Text Frequency Using R


Export Sentiment Value, Text Frequency, and Positive Negative and Neutral words

Inside the text, there is a lot of data that we can’t see. More data analyst are used scripts and tools for the text analysis. But here we can start from some basic text analysis like what is the polarity of the text which word is more frequent in the text so we can easily understand the what people talk about us on social channel or other platforms which is more important to find this data. With this data, we can get some insight like users is positive towards our brand or negative, which term they used more in the review like good, bad or about quality something like that.

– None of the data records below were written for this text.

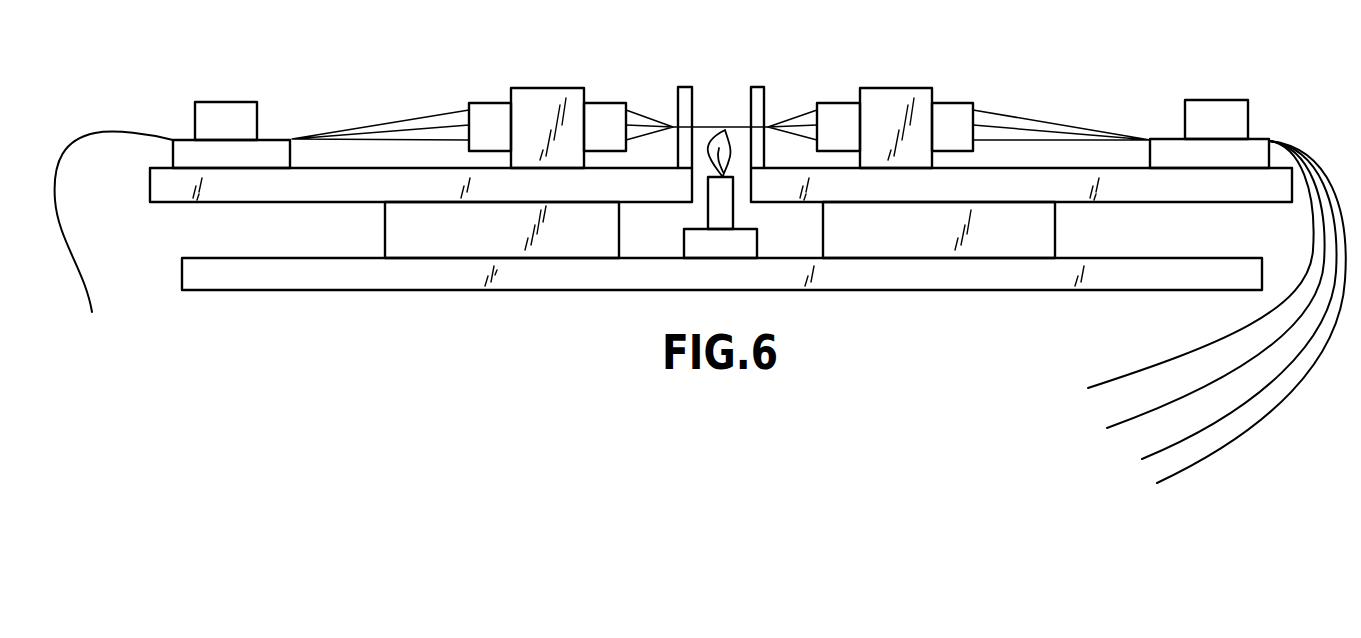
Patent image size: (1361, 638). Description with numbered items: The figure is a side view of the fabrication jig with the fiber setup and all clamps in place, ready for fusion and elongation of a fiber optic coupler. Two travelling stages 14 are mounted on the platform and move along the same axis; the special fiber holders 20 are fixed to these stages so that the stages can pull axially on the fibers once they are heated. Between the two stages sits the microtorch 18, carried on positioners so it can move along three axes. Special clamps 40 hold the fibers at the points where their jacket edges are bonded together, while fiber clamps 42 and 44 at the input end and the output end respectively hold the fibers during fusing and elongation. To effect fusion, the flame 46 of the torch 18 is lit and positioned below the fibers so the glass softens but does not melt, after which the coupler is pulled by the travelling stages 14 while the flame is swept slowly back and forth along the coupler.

The travelling stages 14 is at (550, 257).
The microtorch 18 is at (708, 208).
The fiber holders 20 is at (551, 90).
The clamps 40 is at (756, 87).
The fiber clamp 42 is at (232, 102).
The fiber clamp 44 is at (1215, 102).
The flame 46 is at (724, 132).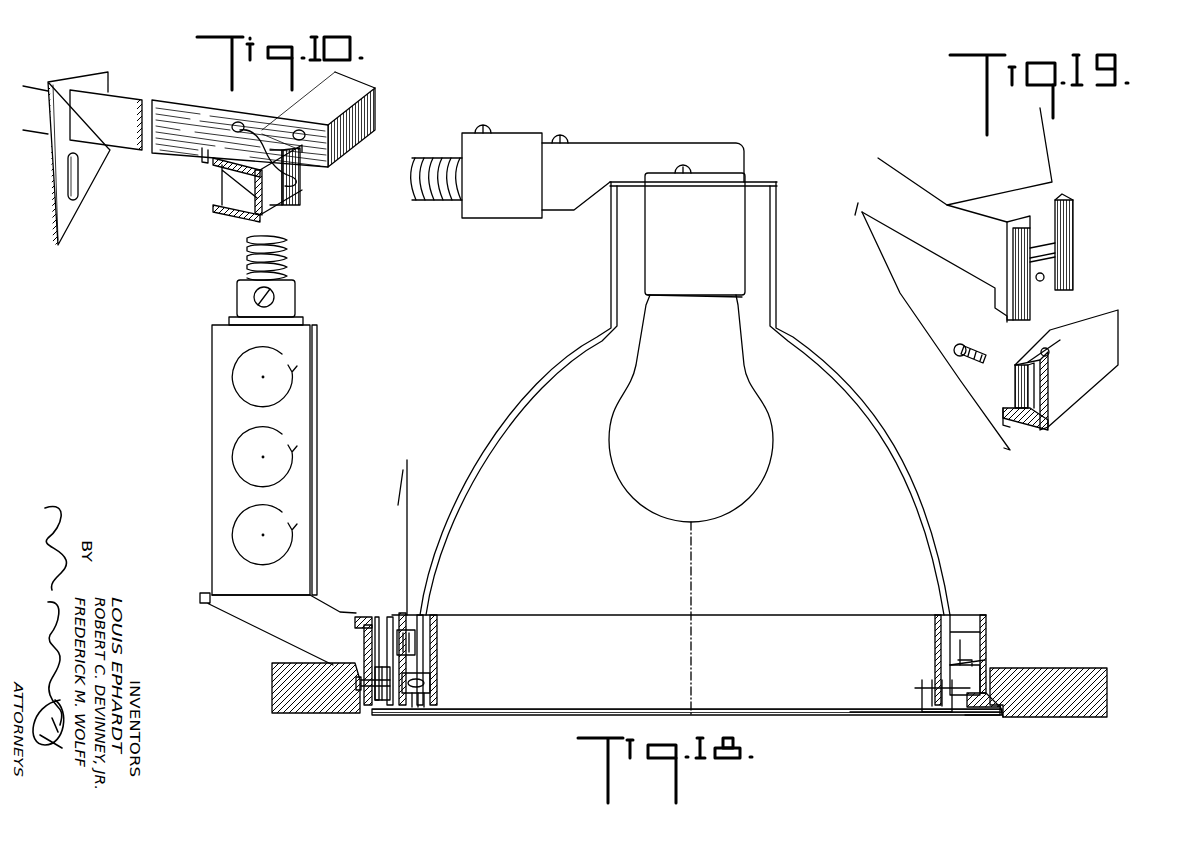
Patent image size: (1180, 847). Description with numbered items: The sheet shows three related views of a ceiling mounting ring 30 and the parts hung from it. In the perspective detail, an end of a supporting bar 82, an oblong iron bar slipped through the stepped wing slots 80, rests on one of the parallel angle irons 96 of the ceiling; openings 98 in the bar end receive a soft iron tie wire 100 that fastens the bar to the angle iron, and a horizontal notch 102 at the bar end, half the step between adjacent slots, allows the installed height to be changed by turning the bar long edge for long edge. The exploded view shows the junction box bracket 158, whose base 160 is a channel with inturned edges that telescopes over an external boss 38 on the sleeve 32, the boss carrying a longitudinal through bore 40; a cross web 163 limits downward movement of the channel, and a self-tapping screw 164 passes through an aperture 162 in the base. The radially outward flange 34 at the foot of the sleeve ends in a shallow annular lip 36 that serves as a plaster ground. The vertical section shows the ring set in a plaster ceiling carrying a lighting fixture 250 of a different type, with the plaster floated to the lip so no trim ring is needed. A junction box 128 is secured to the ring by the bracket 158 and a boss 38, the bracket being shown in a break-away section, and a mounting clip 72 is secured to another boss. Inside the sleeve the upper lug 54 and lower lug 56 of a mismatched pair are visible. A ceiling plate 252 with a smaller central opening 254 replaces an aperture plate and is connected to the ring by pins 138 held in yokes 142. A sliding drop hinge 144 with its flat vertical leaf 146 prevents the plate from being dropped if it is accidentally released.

In FIG. 10, the mounting clip 72 is at (80, 76).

For this text analysis, we used the below R script select your CSV file and set the path where you want to save the output and run this code.

# Load
 # Read the text file from internet
 text <- readLines(“data.csv”)
 # Load the data as a corpus
 docs <- Corpus(VectorSource(text))
 toSpace <- content_transformer(function (x , pattern ) gsub(pattern, ” “, x))
 docs <- tm_map(docs, toSpace, “/”)
 docs <- tm_map(docs, toSpace, “@”)
 docs <- tm_map(docs, toSpace, “\\|”)
 # Convert the text to lower case
 docs <- tm_map(docs, content_transformer(tolower))
 # Remove numbers
 docs <- tm_map(docs, removeNumbers)
 # Remove english common stopwords
 docs <- tm_map(docs, removeWords, stopwords(“english”))
 # Remove your own stop word
 # specify your stopwords as a character vector
 docs <- tm_map(docs, removeWords, c(“blabla1”, “blabla2”))
 # Remove punctuations
 docs <- tm_map(docs, removePunctuation)
 # Eliminate extra white spaces
 docs <- tm_map(docs, stripWhitespace)
 # Text stemming
 # docs <- tm_map(docs, stemDocument)
 dtm <- TermDocumentMatrix(docs)
 m <- as.matrix(dtm)
 v <- sort(rowSums(m),decreasing=TRUE)
 d <- data.frame(word = names(v),freq=v)
 head(d, 10)

 wordcloud(words = d$word, freq = d$freq, min.freq = 1,
           max.words=200, random.order=FALSE, rot.per=0.35,
           colors=brewer.pal(8, “Dark2”))

 barplot(d[1:15,]$freq, las = 2, names.arg = d[1:15,]$word,
         col =”lightblue”, main =”Most frequent words”,
         ylab = “Word frequencies”)


 write.table(xo,file = ‘tibble_matrix.csv’, sep = ‘,’, row.names = FALSE)